Sunday, October 15, 2017

Brawl in Cell Block 99 - Review

Brawl in Cell Block 99

Known for his comedic portrayals of characters, actor Vince Vaughn takes on a more serious dramatic challenge as a man named Bradley Thomas, a former boxer, now tow truck driver. Bradley sees himself as a respectful normal hard working blue collar stiff just trying to make ends meet providing for his home, his wife Lauren (Jennifer Carpenter aka for Showtime’s “Dexter” Debra Morgan) and the child they are so desperate to have after several miscarriages.    

After getting laid off from his job, he head directly home to discover that not only is he at a crossroads financially apparently his personal life is unraveling as well with his wife sitting in her car in the driveway. She’s leaving him from feeling neglected and for the fact she is involved with another man. After promising to his wife he will do better, he goes back to an old friend for work. A job while more lucrative got him hooked on drugs 14 years ago which was being a drug courier for a local king pin.

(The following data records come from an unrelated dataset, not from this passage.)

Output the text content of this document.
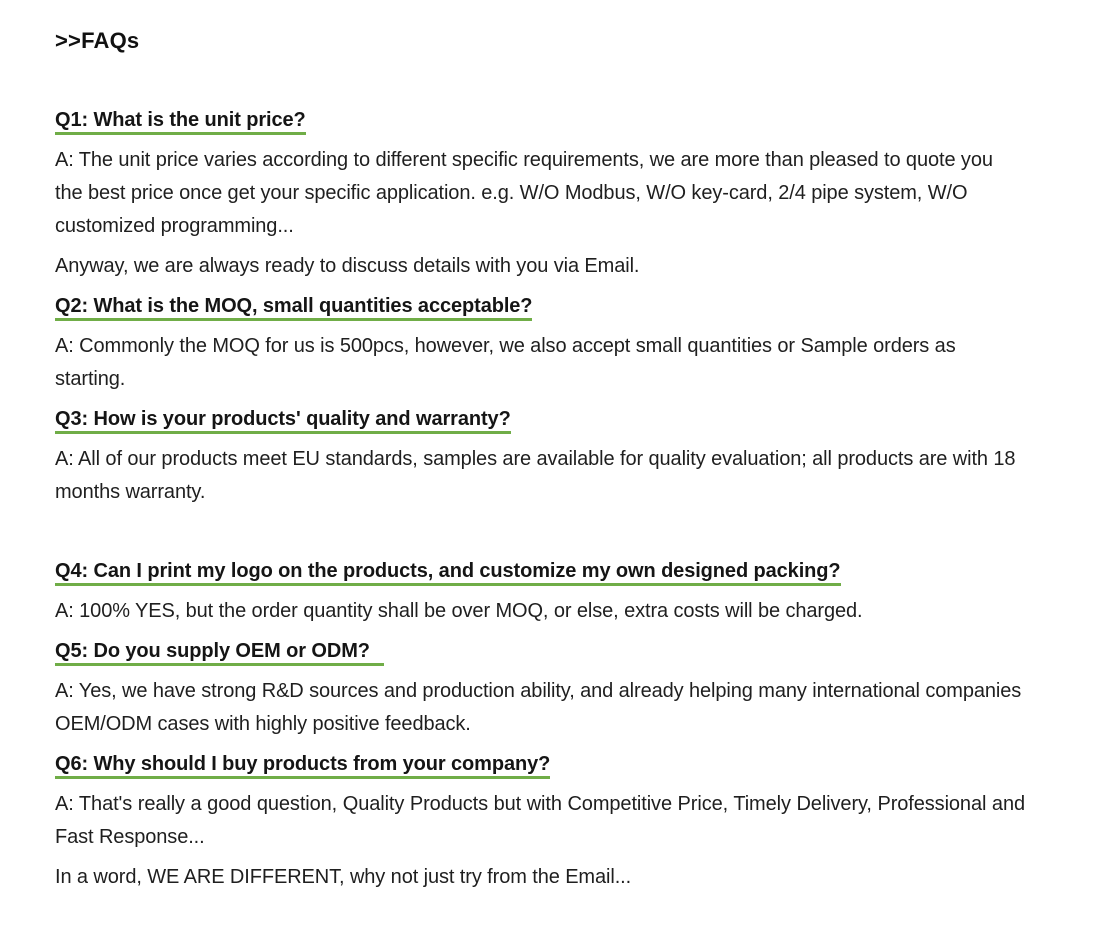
>>FAQs
Q1: What is the unit price?

A: The unit price varies according to different specific requirements, we are more than pleased to quote you the best price once get your specific application. e.g. W/O Modbus, W/O key-card, 2/4 pipe system, W/O customized programming...

Anyway, we are always ready to discuss details with you via Email.

Q2: What is the MOQ, small quantities acceptable?

A: Commonly the MOQ for us is 500pcs, however, we also accept small quantities or Sample orders as starting.

Q3: How is your products' quality and warranty?

A: All of our products meet EU standards, samples are available for quality evaluation; all products are with 18 months warranty.

Q4: Can I print my logo on the products, and customize my own designed packing?

A: 100% YES, but the order quantity shall be over MOQ, or else, extra costs will be charged.

Q5: Do you supply OEM or ODM?

A: Yes, we have strong R&D sources and production ability, and already helping many international companies OEM/ODM cases with highly positive feedback.

Q6: Why should I buy products from your company?

A: That's really a good question, Quality Products but with Competitive Price, Timely Delivery, Professional and Fast Response...

In a word, WE ARE DIFFERENT, why not just try from the Email...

When the money starts to come in, he also discovers the risks are increasing as well, including one night when he gets involved a gunfight between police officers and Mexican drug dealers he thought were allies. When the smoke clears, Bradley is badly hurt and thrown in to prison, where his enemies force him to commit an act of violence that turns the entire place into a savage battleground.

REVIEW: With a running time of 2:12 minutes “Brawl in Cell Block 99” initially is a quiet, somewhat stoic film about Bradley just trying to survive day to day. He’s not a bad man, actually he is quite the opposite as he seems to take great effort in always being very respectful to people he meets while simultaneously internally projecting a heighten sense of guarded suspicion to whomever is in the room with him. But as the film moves from his life on the outside of prison to a life inside of prison, Bradley becomes an entity of pure intellectual meanness and calculating violence for his survival and revenge.

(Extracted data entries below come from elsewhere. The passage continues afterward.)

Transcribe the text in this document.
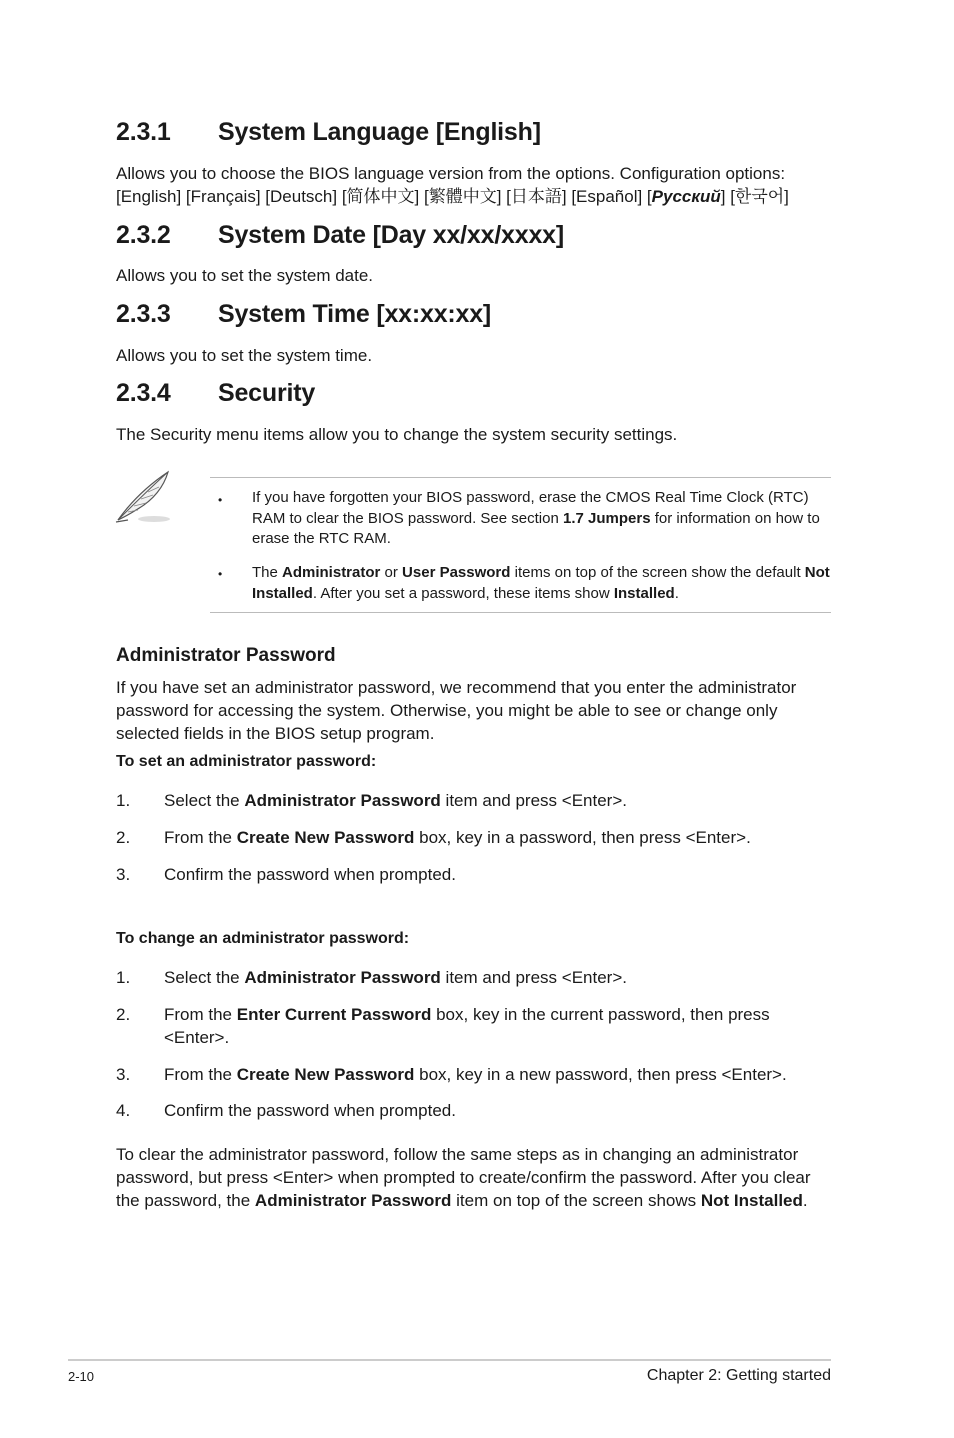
2.3.1 System Language [English]

Allows you to choose the BIOS language version from the options. Configuration options:

[English] [Français] [Deutsch] [简体中文] [繁體中文] [日本語] [Español] [Русский] [한국어]

2.3.2 System Date [Day xx/xx/xxxx]

Allows you to set the system date.

2.3.3 System Time [xx:xx:xx]

Allows you to set the system time.

2.3.4 Security

The Security menu items allow you to change the system security settings.

• If you have forgotten your BIOS password, erase the CMOS Real Time Clock (RTC) RAM to clear the BIOS password. See section 1.7 Jumpers for information on how to erase the RTC RAM.
• The Administrator or User Password items on top of the screen show the default Not Installed. After you set a password, these items show Installed.
Administrator Password

If you have set an administrator password, we recommend that you enter the administrator password for accessing the system. Otherwise, you might be able to see or change only selected fields in the BIOS setup program.

To set an administrator password:

1. Select the Administrator Password item and press <Enter>.
2. From the Create New Password box, key in a password, then press <Enter>.
3. Confirm the password when prompted.

To change an administrator password:

1. Select the Administrator Password item and press <Enter>.
2. From the Enter Current Password box, key in the current password, then press <Enter>.
3. From the Create New Password box, key in a new password, then press <Enter>.
4. Confirm the password when prompted.

To clear the administrator password, follow the same steps as in changing an administrator password, but press <Enter> when prompted to create/confirm the password. After you clear the password, the Administrator Password item on top of the screen shows Not Installed.

2-10	Chapter 2: Getting started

 “Brawl in Cell Block 99” while a bit over the top at times still reminded me of a smart HBO styled drama filled with effective intimidating violence. A taught thriller filled with blood stained nasty and brutishness as Bradley goes slowly and deeper into sadistic prison hell. But it is Vince Vaughn masterful work here that makes his character sympathetic all the while he calmly, with a constant unsympathetic demeanor, crushes bones and bashes everyone who gets in his way. AND I MEAN EVERYONE.

Available now as a film that went straight to On-Demand.